Captain Stewart glanced at his watch and rose with a little sigh.
“I must be off,” said he. “I have to dine out this evening, and I must get home to change. There is a cabstand near you?” He looked out of the window. “Ah, yes! Just at the corner of the Gardens.”
He turned about to Ste. Marie, and held out his hand with a smile. He said:
“You refuse to join forces with us, then? Well, I’m sorry. But, for all that, I wish you luck. Go your own way, and I hope you’ll succeed. I honestly hope that, even though your success may show me up for an incompetent bungler.”
He gave a little kindly laugh, and Ste. Marie tried to protest.
“Still,” said the elder man, “don’t throw me over altogether. If I can help you in any way, little or big, let me know. If I can give you any hints, any advice, anything at all, I want to do it. And if you happen upon what seems to be a promising clew come and talk it over with me. Oh, don’t be afraid! I’ll leave it to you to work out. I sha’n’t spoil your game.”
“Ah, now, that’s very good of you,” said Ste. Marie. “Only you make me seem more than ever an ungrateful fool. Thanks, I will come to you with my troubles if I may. I have a foolish idea that I want to follow out a little first, but doubtless I shall be running to you soon for information.”
The elder man’s eyes sharpened again with keen interest.
“An idea!” he said, quickly. “You have an idea? What—May I ask what sort of an idea?”
“Oh, it’s nothing,” declared Ste. Marie. “You have already laughed at it. I just want to find that man O’Hara, that’s all. I’ve a feeling that I should learn something from him.”

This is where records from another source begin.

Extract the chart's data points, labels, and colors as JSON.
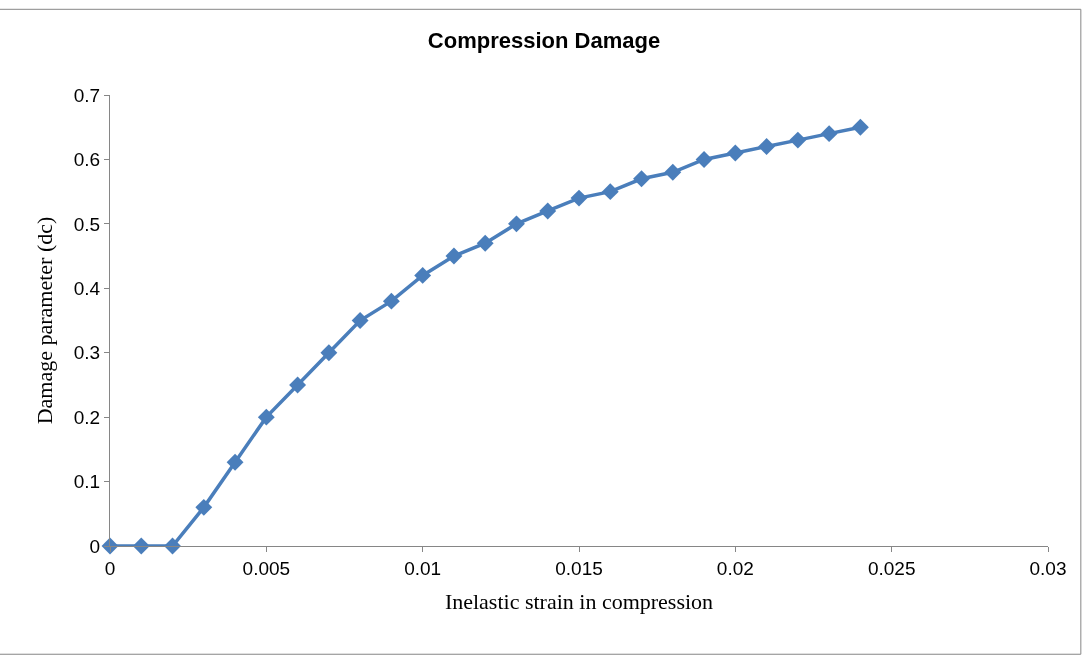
{
  "chart_data": {
    "type": "line",
    "title": "Compression Damage",
    "xlabel": "Inelastic strain in compression",
    "ylabel": "Damage parameter (dc)",
    "x": [
      0,
      0.001,
      0.002,
      0.003,
      0.004,
      0.005,
      0.006,
      0.007,
      0.008,
      0.009,
      0.01,
      0.011,
      0.012,
      0.013,
      0.014,
      0.015,
      0.016,
      0.017,
      0.018,
      0.019,
      0.02,
      0.021,
      0.022,
      0.023,
      0.024
    ],
    "series": [
      {
        "color": "#4a7ebb",
        "values": [
          0,
          0,
          0,
          0.06,
          0.13,
          0.2,
          0.25,
          0.3,
          0.35,
          0.38,
          0.42,
          0.45,
          0.47,
          0.5,
          0.52,
          0.54,
          0.55,
          0.57,
          0.58,
          0.6,
          0.61,
          0.62,
          0.63,
          0.64,
          0.65
        ]
      }
    ],
    "xlim": [
      0,
      0.03
    ],
    "xticks": [
      0,
      0.005,
      0.01,
      0.015,
      0.02,
      0.025,
      0.03
    ],
    "ylim": [
      0,
      0.7
    ],
    "yticks": [
      0,
      0.1,
      0.2,
      0.3,
      0.4,
      0.5,
      0.6,
      0.7
    ],
    "legend": false,
    "marker": "diamond",
    "line_style": "solid"
  }
}
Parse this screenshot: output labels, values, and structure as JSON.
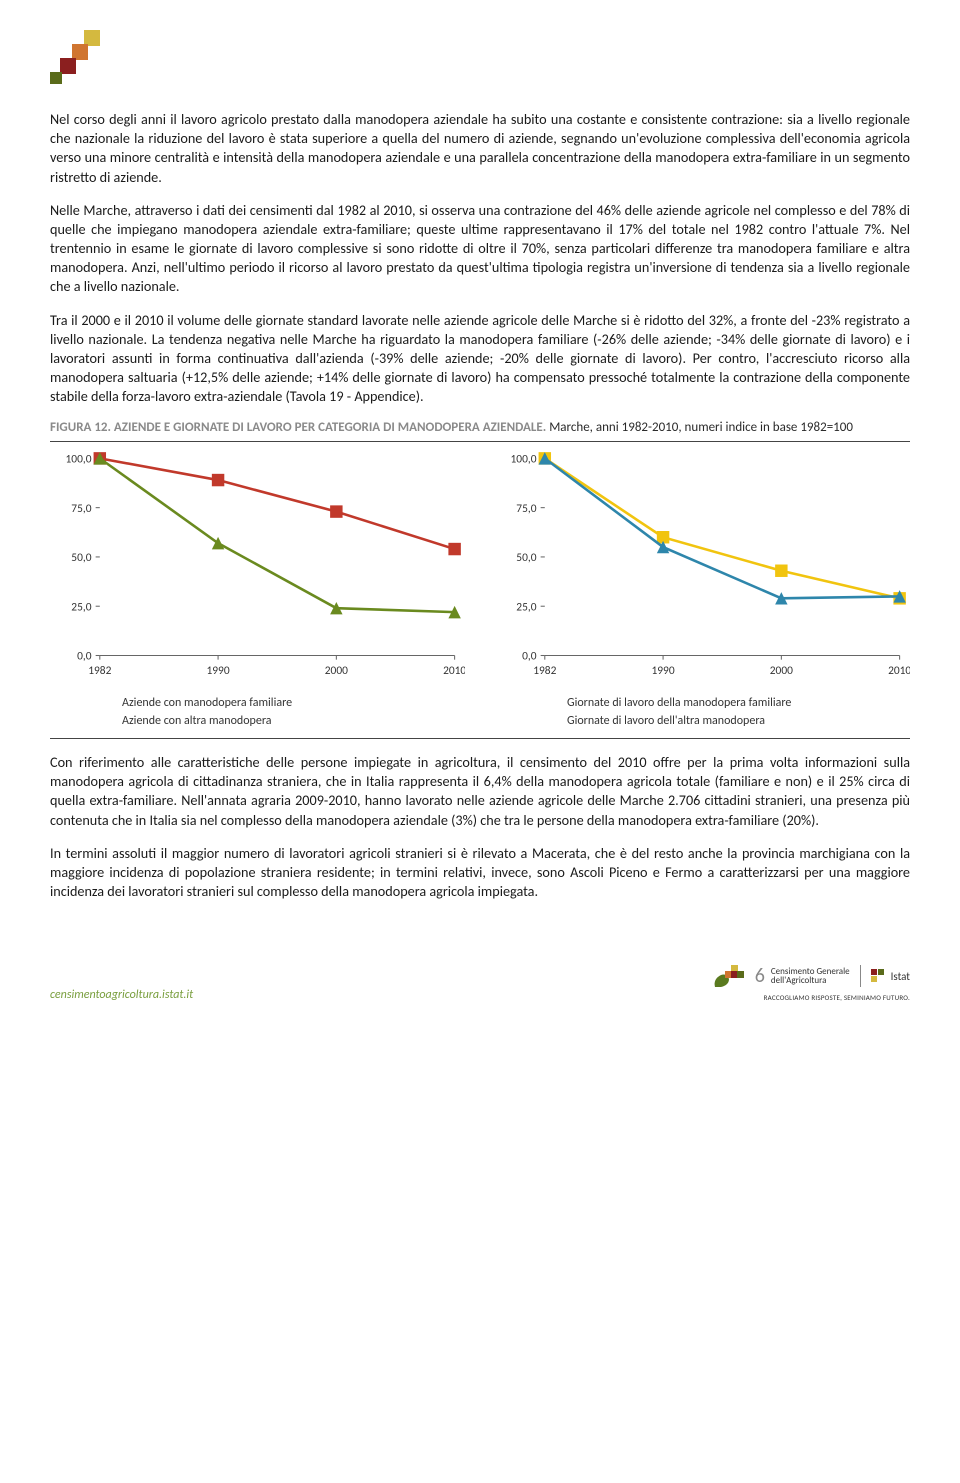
{
  "logo_colors": [
    "#d4b93f",
    "#d07530",
    "#8b1f1f",
    "#5a6b1a"
  ],
  "paragraphs": {
    "p1": "Nel corso degli anni il lavoro agricolo prestato dalla manodopera aziendale ha subito una costante e consistente contrazione: sia a livello regionale che nazionale la riduzione del lavoro è stata superiore a quella del numero di aziende, segnando un'evoluzione complessiva dell'economia agricola verso una minore centralità e intensità della manodopera aziendale e una parallela concentrazione della manodopera extra-familiare in un segmento ristretto di aziende.",
    "p2": "Nelle Marche, attraverso i dati dei censimenti dal 1982 al 2010, si osserva una contrazione del 46% delle aziende agricole nel complesso e del 78% di quelle che impiegano manodopera aziendale extra-familiare; queste ultime rappresentavano il 17% del totale nel 1982 contro l'attuale 7%. Nel trentennio in esame le giornate di lavoro complessive si sono ridotte di oltre il 70%, senza particolari differenze tra manodopera familiare e altra manodopera. Anzi, nell'ultimo periodo il ricorso al lavoro prestato da quest'ultima tipologia registra un'inversione di tendenza sia a livello regionale che a livello nazionale.",
    "p3": "Tra il 2000 e il 2010 il volume delle giornate standard lavorate nelle aziende agricole delle Marche si è ridotto del 32%, a fronte del -23% registrato a livello nazionale. La tendenza negativa nelle Marche ha riguardato la manodopera familiare (-26% delle aziende; -34% delle giornate di lavoro) e i lavoratori assunti in forma continuativa dall'azienda (-39% delle aziende; -20% delle giornate di lavoro). Per contro, l'accresciuto ricorso alla manodopera saltuaria (+12,5% delle aziende; +14% delle giornate di lavoro) ha compensato pressoché totalmente la contrazione della componente stabile della forza-lavoro extra-aziendale (Tavola 19 - Appendice).",
    "p4": "Con riferimento alle caratteristiche delle persone impiegate in agricoltura, il censimento del 2010 offre per la prima volta informazioni sulla manodopera agricola di cittadinanza straniera, che in Italia rappresenta il 6,4% della manodopera agricola totale (familiare e non) e il 25% circa di quella extra-familiare. Nell'annata agraria 2009-2010, hanno lavorato nelle aziende agricole delle Marche 2.706 cittadini stranieri, una presenza più contenuta che in Italia sia nel complesso della manodopera aziendale (3%) che tra le persone della manodopera extra-familiare (20%).",
    "p5": "In termini assoluti il maggior numero di lavoratori agricoli stranieri si è rilevato a Macerata, che è del resto anche la provincia marchigiana con la maggiore incidenza di popolazione straniera residente; in termini relativi, invece, sono Ascoli Piceno e Fermo a caratterizzarsi per una maggiore incidenza dei lavoratori stranieri sul complesso della manodopera agricola impiegata."
  },
  "figure_caption": {
    "prefix": "FIGURA 12. AZIENDE E GIORNATE DI LAVORO PER CATEGORIA DI MANODOPERA AZIENDALE.",
    "suffix": " Marche, anni 1982-2010, numeri indice in base 1982=100"
  },
  "chart_left": {
    "type": "line",
    "x_labels": [
      "1982",
      "1990",
      "2000",
      "2010"
    ],
    "y_ticks": [
      "0,0",
      "25,0",
      "50,0",
      "75,0",
      "100,0"
    ],
    "ylim": [
      0,
      100
    ],
    "series": [
      {
        "name": "Aziende con manodopera familiare",
        "color": "#c1392b",
        "marker": "square",
        "values": [
          100,
          89,
          73,
          54
        ]
      },
      {
        "name": "Aziende con altra manodopera",
        "color": "#6a8a1f",
        "marker": "triangle",
        "values": [
          100,
          57,
          24,
          22
        ]
      }
    ],
    "font_size": 11,
    "axis_color": "#666666",
    "text_color": "#333333",
    "line_width": 2.5,
    "marker_size": 6
  },
  "chart_right": {
    "type": "line",
    "x_labels": [
      "1982",
      "1990",
      "2000",
      "2010"
    ],
    "y_ticks": [
      "0,0",
      "25,0",
      "50,0",
      "75,0",
      "100,0"
    ],
    "ylim": [
      0,
      100
    ],
    "series": [
      {
        "name": "Giornate di lavoro della manodopera familiare",
        "color": "#f1c40f",
        "marker": "square",
        "values": [
          100,
          60,
          43,
          29
        ]
      },
      {
        "name": "Giornate di lavoro dell'altra manodopera",
        "color": "#2e86ab",
        "marker": "triangle",
        "values": [
          100,
          55,
          29,
          30
        ]
      }
    ],
    "font_size": 11,
    "axis_color": "#666666",
    "text_color": "#333333",
    "line_width": 2.5,
    "marker_size": 6
  },
  "footer": {
    "url": "censimentoagricoltura.istat.it",
    "census_line1": "Censimento Generale",
    "census_line2": "dell'Agricoltura",
    "istat": "Istat",
    "tagline": "RACCOGLIAMO RISPOSTE, SEMINIAMO FUTURO."
  }
}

“Ah!” said Captain Stewart, slowly. “Yes, the man O’Hara. There’s nothing in that, I’m afraid. I’ve made inquiries about O’Hara. It seems he left Paris six months ago, saying he was off for America. An old friend of his told me that. So you must have been mistaken when you thought you saw him in the Champs-Elysees; and he couldn’t very well have had anything to do with poor Arthur. I’m afraid that idea is hardly worth following up.”
“Perhaps not,” said Ste. Marie. “I seem to start badly, don’t I? Ah, well, I’ll have to come to you all the sooner, then.”
“You’ll be welcome,” promised Captain Stewart. “Good-bye to you! Good-day, Hartley. Come and see me, both of you. You know where I live.”
He took his leave then, and Hartley, standing beside the window, watched him turn down the street, and at the corner get into one of the fiacres there and drive away.
Ste. Marie laughed aloud.
“There’s the second time,” said he, “that I’ve had him about O’Hara. If he is as careless as that about everything, I don’t wonder he hasn’t found Arthur Benham. O’Hara disappeared from Paris—publicly, that is—at about the time young Benham disappeared. As a matter of fact, he remains, or at least for a time remained, in the city without letting his friends know, because I made no mistake about seeing him in the Champs-Elysees. All that looks to me suspicious enough to be worth investigation. Of course,” he admitted, doubtfully—“of course, I’m no detective; but that’s how it looks to me.”